Au contraire d’un framework full-stack, ce boilerplate est constitué d’une myriade de librairies indépendantes. Nous avons choisi le meilleur compromis selon notre expérience entre rapidité de développement, maintenabilité, robustesse, et performance. Si l’un des choix de librairies ne vous convient pas, remplacez-la par une autre, le boilerplate continuera à fonctionner.

Pour coller au plus près d’un cas d’utilisation concret et pouvoir proposer un boilerplate exhaustif, le repository contient un lot de fonctionnalités assez conséquent.

Vous pouvez le tester en clonant le dépôt marmelab/javascript-boilerplate sur GitHub.

Conclusion

Ce boilerplate est suffisant pour nos besoins ; il nous fait gagner plusieurs jours à chaque démarrage, et représente donc une économie substantielle.
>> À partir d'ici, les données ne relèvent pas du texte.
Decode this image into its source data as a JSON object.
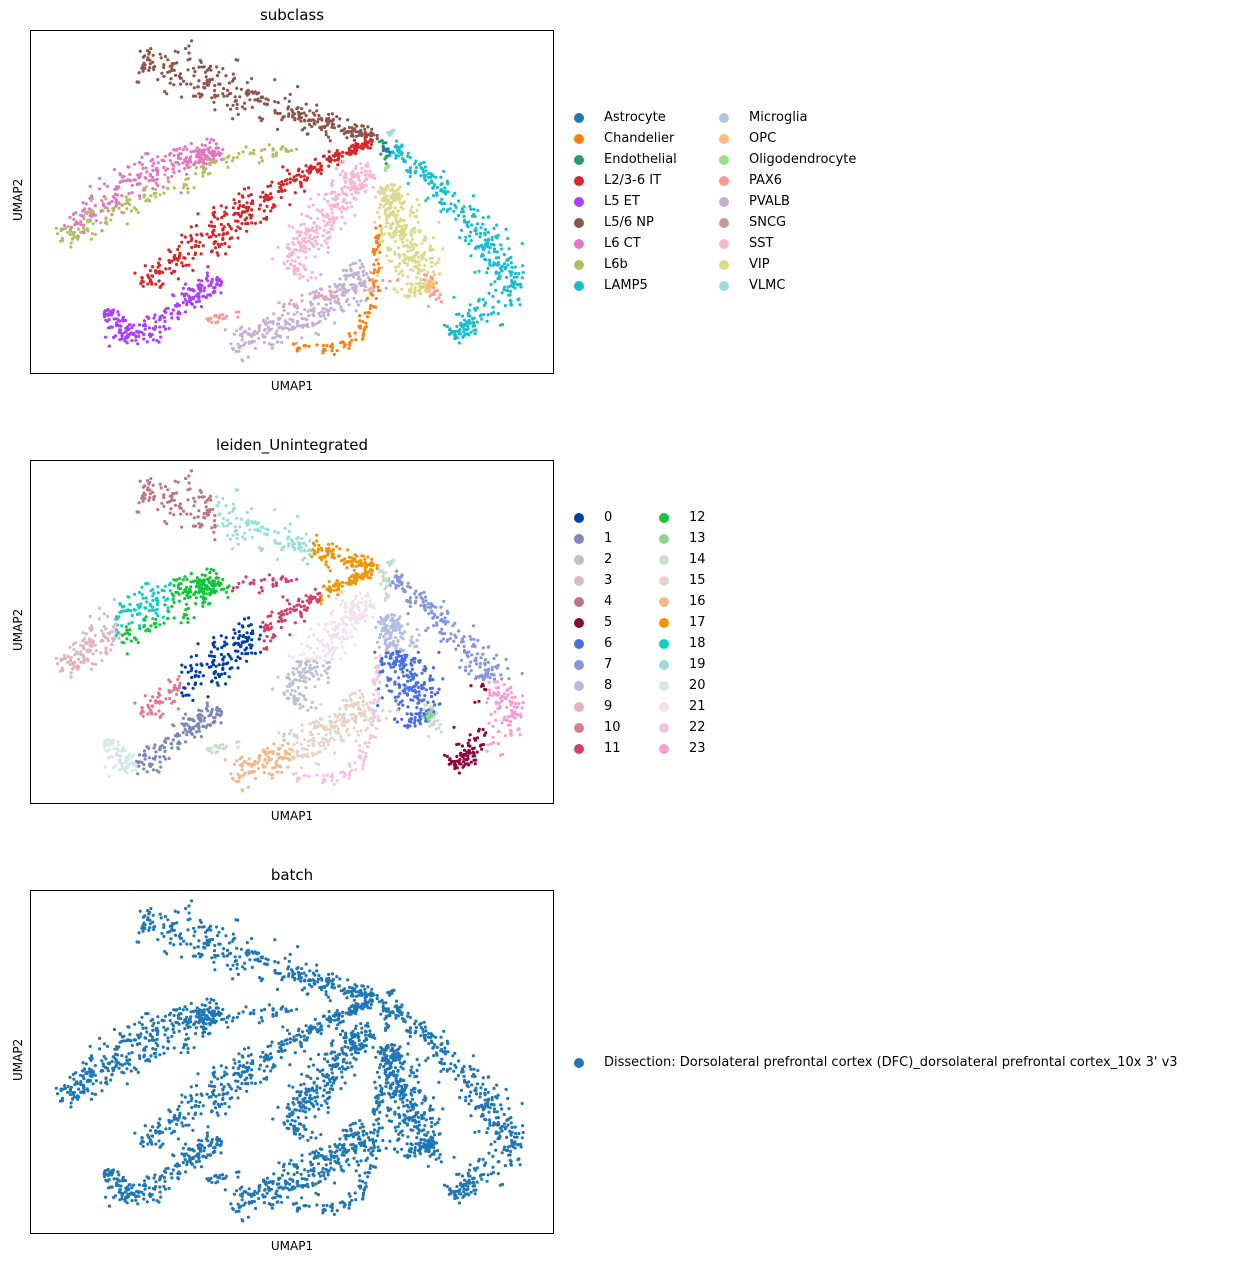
{
  "chart_data": [
    {
      "type": "scatter",
      "title": "subclass",
      "xlabel": "UMAP1",
      "ylabel": "UMAP2",
      "grid": false,
      "legend_position": "right",
      "legend_columns": 2,
      "categories": [
        {
          "name": "Astrocyte",
          "color": "#1f77b4"
        },
        {
          "name": "Chandelier",
          "color": "#ff7f0e"
        },
        {
          "name": "Endothelial",
          "color": "#279e68"
        },
        {
          "name": "L2/3-6 IT",
          "color": "#d62728"
        },
        {
          "name": "L5 ET",
          "color": "#aa40fc"
        },
        {
          "name": "L5/6 NP",
          "color": "#8c564b"
        },
        {
          "name": "L6 CT",
          "color": "#e377c2"
        },
        {
          "name": "L6b",
          "color": "#b5bd61"
        },
        {
          "name": "LAMP5",
          "color": "#17becf"
        },
        {
          "name": "Microglia",
          "color": "#aec7e8"
        },
        {
          "name": "OPC",
          "color": "#ffbb78"
        },
        {
          "name": "Oligodendrocyte",
          "color": "#98df8a"
        },
        {
          "name": "PAX6",
          "color": "#ff9896"
        },
        {
          "name": "PVALB",
          "color": "#c5b0d5"
        },
        {
          "name": "SNCG",
          "color": "#c49c94"
        },
        {
          "name": "SST",
          "color": "#f7b6d2"
        },
        {
          "name": "VIP",
          "color": "#dbdb8d"
        },
        {
          "name": "VLMC",
          "color": "#9edae5"
        }
      ]
    },
    {
      "type": "scatter",
      "title": "leiden_Unintegrated",
      "xlabel": "UMAP1",
      "ylabel": "UMAP2",
      "grid": false,
      "legend_position": "right",
      "legend_columns": 2,
      "categories": [
        {
          "name": "0",
          "color": "#023fa5"
        },
        {
          "name": "1",
          "color": "#7d87b9"
        },
        {
          "name": "2",
          "color": "#bec1d4"
        },
        {
          "name": "3",
          "color": "#d6bcc0"
        },
        {
          "name": "4",
          "color": "#bb7784"
        },
        {
          "name": "5",
          "color": "#8e063b"
        },
        {
          "name": "6",
          "color": "#4a6fe3"
        },
        {
          "name": "7",
          "color": "#8595e1"
        },
        {
          "name": "8",
          "color": "#b5bbe3"
        },
        {
          "name": "9",
          "color": "#e6afb9"
        },
        {
          "name": "10",
          "color": "#e07b91"
        },
        {
          "name": "11",
          "color": "#d33f6a"
        },
        {
          "name": "12",
          "color": "#11c638"
        },
        {
          "name": "13",
          "color": "#8dd593"
        },
        {
          "name": "14",
          "color": "#c6dec7"
        },
        {
          "name": "15",
          "color": "#ead3c6"
        },
        {
          "name": "16",
          "color": "#f0b98d"
        },
        {
          "name": "17",
          "color": "#ef9708"
        },
        {
          "name": "18",
          "color": "#0fcfc0"
        },
        {
          "name": "19",
          "color": "#9cded6"
        },
        {
          "name": "20",
          "color": "#d5eae7"
        },
        {
          "name": "21",
          "color": "#f3e1eb"
        },
        {
          "name": "22",
          "color": "#f6c4e1"
        },
        {
          "name": "23",
          "color": "#f79cd4"
        }
      ]
    },
    {
      "type": "scatter",
      "title": "batch",
      "xlabel": "UMAP1",
      "ylabel": "UMAP2",
      "grid": false,
      "legend_position": "right",
      "legend_columns": 1,
      "categories": [
        {
          "name": "Dissection: Dorsolateral prefrontal cortex (DFC)_dorsolateral prefrontal cortex_10x 3' v3",
          "color": "#1f77b4"
        }
      ]
    }
  ]
}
Il permet aussi aux nouveaux arrivants de bénéficier de la R&D et du savoir-faire des anciens. Cependant, il se base sur un ensemble de choix d’architecture et d’outils jeunes. Il va donc continuer à vivre et à évoluer, lorsque nous découvrons de meilleurs compromis.

Ce boilerplate est plutôt destiné à des développeurs avertis, et habitués aux technologies employées. Si vous avez des suggestions, des questions ou que vous rencontrez des difficultés à l’utiliser, n’hésitez pas à ouvrir une issue !

Et si d’aventure une équipe talentueuse résussissait à créer un framework à la philosophie similaire, et à rassembler autour de ce projet la majorité des développeurs de la communauté JavaScript, nous serions ravis de rejoindre ce navire. Difficile à l’heure actuelle de prédire qui prendra cette place (peut-être MeteorJs ?).